The Western Sudan is a historic region in the northern part of West Africa. Traditionally, the Western Sudan extends from the Atlantic Ocean across to the basin of Lake Chad (which is sometimes associated with a region called "Central Sudan" or other times with the Western Sudan) and includes the savanna and Sahel lands north of the West African tropical rainforest belt. It includes the rivers of the Senegal, Gambia and Niger systems, as well as the highlands of Fouta Djallon from which these rivers flow.
Historians have considered the Western Sudan as a land of great empires, since at least the seventh century, when the Empire of Ghana flourished, there have been a succession of empires: Ghana (seventh to eleventh century), Mali (thirteenth to fifteenth century), Songhai (1464–1591) are the three best known, but smaller large scale polities have also been important, the Empire of Great Foula (late sixteenth to early eighteenth century), the Bamana Empire (late seventeenth to early nineteenth century), and the nineteenth century empires of El Hajj Umar Tal and Samori Toure.

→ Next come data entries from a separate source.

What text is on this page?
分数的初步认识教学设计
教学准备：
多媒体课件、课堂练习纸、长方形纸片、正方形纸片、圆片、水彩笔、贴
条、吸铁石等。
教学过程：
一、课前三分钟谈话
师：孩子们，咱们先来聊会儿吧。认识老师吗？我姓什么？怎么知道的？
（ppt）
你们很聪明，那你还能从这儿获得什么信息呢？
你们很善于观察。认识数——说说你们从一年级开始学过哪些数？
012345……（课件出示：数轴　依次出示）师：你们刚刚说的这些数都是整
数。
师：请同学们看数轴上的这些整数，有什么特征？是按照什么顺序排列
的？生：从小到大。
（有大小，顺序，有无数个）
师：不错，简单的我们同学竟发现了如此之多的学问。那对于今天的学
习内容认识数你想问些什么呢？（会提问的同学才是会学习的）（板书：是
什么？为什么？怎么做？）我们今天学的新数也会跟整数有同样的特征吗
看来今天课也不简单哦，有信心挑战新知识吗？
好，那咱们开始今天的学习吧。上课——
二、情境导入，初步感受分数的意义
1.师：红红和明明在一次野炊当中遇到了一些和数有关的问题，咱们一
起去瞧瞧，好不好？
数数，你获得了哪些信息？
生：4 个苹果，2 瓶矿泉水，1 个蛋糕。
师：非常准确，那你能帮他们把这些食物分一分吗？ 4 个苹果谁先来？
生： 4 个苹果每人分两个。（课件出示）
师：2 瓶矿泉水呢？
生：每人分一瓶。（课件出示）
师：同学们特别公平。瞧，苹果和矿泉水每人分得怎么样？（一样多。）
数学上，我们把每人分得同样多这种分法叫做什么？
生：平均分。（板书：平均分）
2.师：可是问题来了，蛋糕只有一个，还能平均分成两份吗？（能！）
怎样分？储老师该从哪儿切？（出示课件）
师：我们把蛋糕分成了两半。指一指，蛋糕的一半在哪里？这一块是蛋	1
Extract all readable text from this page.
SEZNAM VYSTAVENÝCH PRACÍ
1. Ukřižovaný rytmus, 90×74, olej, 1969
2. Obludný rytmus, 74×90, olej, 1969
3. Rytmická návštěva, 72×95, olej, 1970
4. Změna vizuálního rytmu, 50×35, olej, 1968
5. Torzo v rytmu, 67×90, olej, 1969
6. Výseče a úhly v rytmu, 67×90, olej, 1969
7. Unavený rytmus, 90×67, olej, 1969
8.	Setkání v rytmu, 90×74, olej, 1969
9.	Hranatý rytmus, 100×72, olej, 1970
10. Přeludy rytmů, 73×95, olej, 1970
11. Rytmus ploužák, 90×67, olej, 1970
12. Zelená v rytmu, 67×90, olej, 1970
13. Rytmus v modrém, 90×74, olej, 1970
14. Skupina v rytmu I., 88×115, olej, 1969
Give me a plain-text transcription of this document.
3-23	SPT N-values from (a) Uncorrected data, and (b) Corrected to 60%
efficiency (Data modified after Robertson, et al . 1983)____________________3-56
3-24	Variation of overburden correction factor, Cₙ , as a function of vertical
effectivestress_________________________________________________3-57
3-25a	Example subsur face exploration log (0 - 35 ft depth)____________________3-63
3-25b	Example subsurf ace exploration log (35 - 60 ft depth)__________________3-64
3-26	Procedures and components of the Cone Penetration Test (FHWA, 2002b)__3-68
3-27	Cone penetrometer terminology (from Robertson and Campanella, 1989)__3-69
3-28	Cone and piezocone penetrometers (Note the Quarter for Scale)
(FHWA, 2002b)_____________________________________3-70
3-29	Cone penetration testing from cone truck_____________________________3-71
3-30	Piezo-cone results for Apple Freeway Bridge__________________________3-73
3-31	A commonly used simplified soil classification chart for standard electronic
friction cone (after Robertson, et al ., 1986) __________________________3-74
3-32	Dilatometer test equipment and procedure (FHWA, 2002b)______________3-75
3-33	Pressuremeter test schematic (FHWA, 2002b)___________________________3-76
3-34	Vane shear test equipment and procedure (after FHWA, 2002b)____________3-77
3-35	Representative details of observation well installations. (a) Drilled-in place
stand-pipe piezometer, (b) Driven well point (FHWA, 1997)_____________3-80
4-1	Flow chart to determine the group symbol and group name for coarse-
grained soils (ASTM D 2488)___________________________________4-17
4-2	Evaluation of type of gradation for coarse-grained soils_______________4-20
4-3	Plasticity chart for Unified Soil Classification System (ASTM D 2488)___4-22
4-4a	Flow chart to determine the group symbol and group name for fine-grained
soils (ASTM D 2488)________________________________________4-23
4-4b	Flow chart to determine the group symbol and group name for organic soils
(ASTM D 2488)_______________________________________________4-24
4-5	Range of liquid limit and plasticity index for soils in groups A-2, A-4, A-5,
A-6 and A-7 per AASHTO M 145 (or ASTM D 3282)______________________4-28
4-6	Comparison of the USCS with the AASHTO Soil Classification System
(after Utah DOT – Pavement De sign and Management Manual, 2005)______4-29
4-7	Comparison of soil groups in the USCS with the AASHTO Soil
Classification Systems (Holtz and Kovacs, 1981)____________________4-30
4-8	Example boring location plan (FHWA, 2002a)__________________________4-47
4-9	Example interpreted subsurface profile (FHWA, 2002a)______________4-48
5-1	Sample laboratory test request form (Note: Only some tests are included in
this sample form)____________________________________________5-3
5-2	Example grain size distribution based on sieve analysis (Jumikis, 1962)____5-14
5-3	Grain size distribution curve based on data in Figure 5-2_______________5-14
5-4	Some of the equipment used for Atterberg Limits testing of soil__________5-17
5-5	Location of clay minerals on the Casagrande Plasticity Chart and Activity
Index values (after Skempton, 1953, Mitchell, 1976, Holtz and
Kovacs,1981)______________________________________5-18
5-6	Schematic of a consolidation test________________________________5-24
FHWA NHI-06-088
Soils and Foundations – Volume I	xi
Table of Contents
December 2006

In fact, since the fourteenth century at least, local historians of the region have seen its history in terms of a succession of empires. This cycle is discernible in the historical accounts of shaykh Uthman, whose history was told to the historian ibn Khaldun while on the Muslim Pilgrimage in 1397. It can also be found in the great Sudanese chronicle, Tarikh al-Fettash. Modern historians have followed suit, and the imperial tradition can be found in textbooks today.
- For example, the UNESCO General History of Africa, vols. 4–6; the Cambridge History of Africa, vols. 3–5.